The hastily approved Act, which is due to come into effect on Jan. 1, 2020, affords citizens the right to see what information of theirs is being collected by businesses and to request that data be deleted. They will also be able to find out whether their information is being sold to third parties, including advertisers, and to request they stop doing so. It is by some stretch the most comprehensive privacy law in the country, but it’s not without fault.

California is known across the world for Silicon Valley and the endless amounts of world-changing technology businesses it has given birth to. The irony is the businesses that call the state home are precisely those causing the need for such regulatory overhaul by pushing the boundaries on technology, and as a result, privacy.

California has a long history of taking privacy seriously and has led the United States in terms of the creation of privacy laws. In 1972, Golden State voters amended the California Constitution to include the right of privacy among the “inalienable” rights of all people, and in doing so gave every Californian a legal and enforceable right of privacy. Since then, more laws have been passed to safeguard state citizens, including the Online Privacy Protection Act, the Privacy Rights for California Minors in the Digital World Act, and Shine the Light.

While GDPR was accused of being ambiguous for its lack of specificity, it looks comprehensive in comparison to the California Consumer Privacy Act. Its very creation was to curb the abusive practices of online businesses trading consumer data for financial income. Unfortunately, through some loose categorization of businesses, the Act has the potential to include websites that collect IP addresses of sites with over 137 unique visitors per day. That is just one example, but there are plenty more. And it matters.

In 2017, over 1.7 billion files were leaked through breaches. After the California Consumer Privacy Act comes into force, organizations mishandling data could be penalized up to $7,500 for each violation, which could add up significantly based on the 2017 data. If you look specifically at data breach penalties across the different states, they vary significantly; Texas imposes civil fines of up to $50,000 per violation while Georgia imposes no penalty at all. For me, this is where the problem lies.

If each state takes a local approach to data privacy, the United States will become a patchwork of regulation, and unless state laws can come to a common agreement, it might soon become a challenging and less friendly place to do business. That’s not a good thing for anyone.
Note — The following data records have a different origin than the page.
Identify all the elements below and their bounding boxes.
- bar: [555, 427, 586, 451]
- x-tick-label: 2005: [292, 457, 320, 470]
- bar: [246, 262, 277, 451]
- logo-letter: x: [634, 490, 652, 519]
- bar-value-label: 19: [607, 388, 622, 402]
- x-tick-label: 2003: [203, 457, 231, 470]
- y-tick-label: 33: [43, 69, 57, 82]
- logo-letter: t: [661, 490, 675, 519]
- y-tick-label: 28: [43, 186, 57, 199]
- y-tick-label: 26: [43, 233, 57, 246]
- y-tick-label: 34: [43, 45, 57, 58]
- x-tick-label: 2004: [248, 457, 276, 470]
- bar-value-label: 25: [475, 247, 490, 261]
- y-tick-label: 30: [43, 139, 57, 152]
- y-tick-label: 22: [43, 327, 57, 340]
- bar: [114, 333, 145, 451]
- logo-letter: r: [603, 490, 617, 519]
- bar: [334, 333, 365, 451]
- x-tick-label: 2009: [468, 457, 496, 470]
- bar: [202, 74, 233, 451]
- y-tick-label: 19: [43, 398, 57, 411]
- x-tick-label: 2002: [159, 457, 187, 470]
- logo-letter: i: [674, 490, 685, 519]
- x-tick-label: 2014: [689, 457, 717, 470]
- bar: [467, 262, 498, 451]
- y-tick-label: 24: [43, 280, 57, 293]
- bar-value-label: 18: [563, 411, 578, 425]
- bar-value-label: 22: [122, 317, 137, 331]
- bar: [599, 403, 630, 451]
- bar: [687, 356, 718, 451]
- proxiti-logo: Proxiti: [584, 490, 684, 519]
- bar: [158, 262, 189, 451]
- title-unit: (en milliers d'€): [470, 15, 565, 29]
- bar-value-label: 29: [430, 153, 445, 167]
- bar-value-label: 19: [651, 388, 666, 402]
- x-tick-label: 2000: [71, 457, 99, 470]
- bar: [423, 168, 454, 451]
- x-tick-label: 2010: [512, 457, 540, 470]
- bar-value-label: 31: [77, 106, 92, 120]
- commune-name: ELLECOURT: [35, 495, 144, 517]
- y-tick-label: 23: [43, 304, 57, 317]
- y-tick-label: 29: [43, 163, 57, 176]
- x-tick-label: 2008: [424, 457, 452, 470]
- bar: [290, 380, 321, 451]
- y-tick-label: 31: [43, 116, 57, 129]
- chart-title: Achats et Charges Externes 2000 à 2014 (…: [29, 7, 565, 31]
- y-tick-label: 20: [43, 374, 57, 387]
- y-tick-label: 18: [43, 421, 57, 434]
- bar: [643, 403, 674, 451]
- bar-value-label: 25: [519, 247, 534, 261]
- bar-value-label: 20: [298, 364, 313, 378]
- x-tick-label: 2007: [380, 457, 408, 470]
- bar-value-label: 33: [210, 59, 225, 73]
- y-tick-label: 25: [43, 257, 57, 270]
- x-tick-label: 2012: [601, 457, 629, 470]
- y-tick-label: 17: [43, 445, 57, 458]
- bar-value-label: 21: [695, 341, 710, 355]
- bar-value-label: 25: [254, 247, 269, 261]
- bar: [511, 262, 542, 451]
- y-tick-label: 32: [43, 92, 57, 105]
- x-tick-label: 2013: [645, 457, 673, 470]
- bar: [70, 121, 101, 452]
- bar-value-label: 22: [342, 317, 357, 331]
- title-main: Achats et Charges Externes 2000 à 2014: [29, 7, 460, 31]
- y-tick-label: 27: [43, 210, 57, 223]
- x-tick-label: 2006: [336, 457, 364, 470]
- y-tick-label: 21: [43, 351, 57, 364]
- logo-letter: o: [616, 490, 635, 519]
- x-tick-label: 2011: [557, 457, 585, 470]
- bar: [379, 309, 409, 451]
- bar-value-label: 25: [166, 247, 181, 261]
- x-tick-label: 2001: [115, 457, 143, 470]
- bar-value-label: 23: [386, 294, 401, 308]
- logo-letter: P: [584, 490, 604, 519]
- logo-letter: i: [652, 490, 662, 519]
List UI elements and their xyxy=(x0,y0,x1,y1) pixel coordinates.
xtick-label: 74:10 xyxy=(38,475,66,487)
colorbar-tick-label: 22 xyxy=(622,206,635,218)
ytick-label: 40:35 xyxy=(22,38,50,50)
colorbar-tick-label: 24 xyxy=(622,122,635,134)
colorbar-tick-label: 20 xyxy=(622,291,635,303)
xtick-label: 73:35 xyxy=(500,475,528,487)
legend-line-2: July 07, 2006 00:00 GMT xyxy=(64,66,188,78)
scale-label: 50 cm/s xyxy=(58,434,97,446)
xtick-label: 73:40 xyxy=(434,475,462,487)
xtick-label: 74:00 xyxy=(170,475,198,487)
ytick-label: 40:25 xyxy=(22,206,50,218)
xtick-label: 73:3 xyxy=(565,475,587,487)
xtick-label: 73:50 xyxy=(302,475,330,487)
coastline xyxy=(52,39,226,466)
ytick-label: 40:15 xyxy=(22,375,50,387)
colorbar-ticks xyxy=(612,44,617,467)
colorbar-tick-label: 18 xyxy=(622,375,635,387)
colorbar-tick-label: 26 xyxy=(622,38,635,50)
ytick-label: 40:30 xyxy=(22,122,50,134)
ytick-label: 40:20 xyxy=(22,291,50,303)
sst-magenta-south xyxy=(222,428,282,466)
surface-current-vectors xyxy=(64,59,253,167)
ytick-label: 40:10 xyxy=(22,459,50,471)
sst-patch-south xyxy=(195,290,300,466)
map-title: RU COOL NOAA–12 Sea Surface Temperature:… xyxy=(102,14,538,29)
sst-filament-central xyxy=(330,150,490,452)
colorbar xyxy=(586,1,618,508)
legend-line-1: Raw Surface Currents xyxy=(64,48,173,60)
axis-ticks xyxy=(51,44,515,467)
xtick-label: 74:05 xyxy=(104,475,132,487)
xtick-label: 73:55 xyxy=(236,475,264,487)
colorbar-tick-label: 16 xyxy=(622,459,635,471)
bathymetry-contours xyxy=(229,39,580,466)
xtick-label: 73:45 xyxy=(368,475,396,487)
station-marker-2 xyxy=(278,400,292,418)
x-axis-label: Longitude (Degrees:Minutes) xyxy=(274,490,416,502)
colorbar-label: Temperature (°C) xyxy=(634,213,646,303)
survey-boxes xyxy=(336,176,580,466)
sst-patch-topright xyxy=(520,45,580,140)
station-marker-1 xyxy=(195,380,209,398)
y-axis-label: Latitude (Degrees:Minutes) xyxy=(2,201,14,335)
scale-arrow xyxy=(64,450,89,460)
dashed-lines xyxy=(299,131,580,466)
A discussion draft of a new proposed federal law, “Data Acquisition and Technology Accountability and Security Act,” would pre-empt state breach notification laws, but has received widespread criticism. It isn’t perfect. It’s too focused on notification itself rather than providing consumers with the rights needed for modern, everyday lives. But if it could be adjusted and expanded, it would be a better way of handling state-wide data privacy concerns and data management practices.

What would be preferable is if the law could mirror the GDPR, a very thorough and active piece of regulation. The hard work for legislators is largely done, and it would reduce the compliance costs for American businesses and encourage a fast start. Given we’re now on the backfoot and in desperate need of such a law, common sense says use something global businesses are already working with, rather than the laws 50 states independently create.

California has made the first move, but is it the right one? I’d be keen to hear your views on this.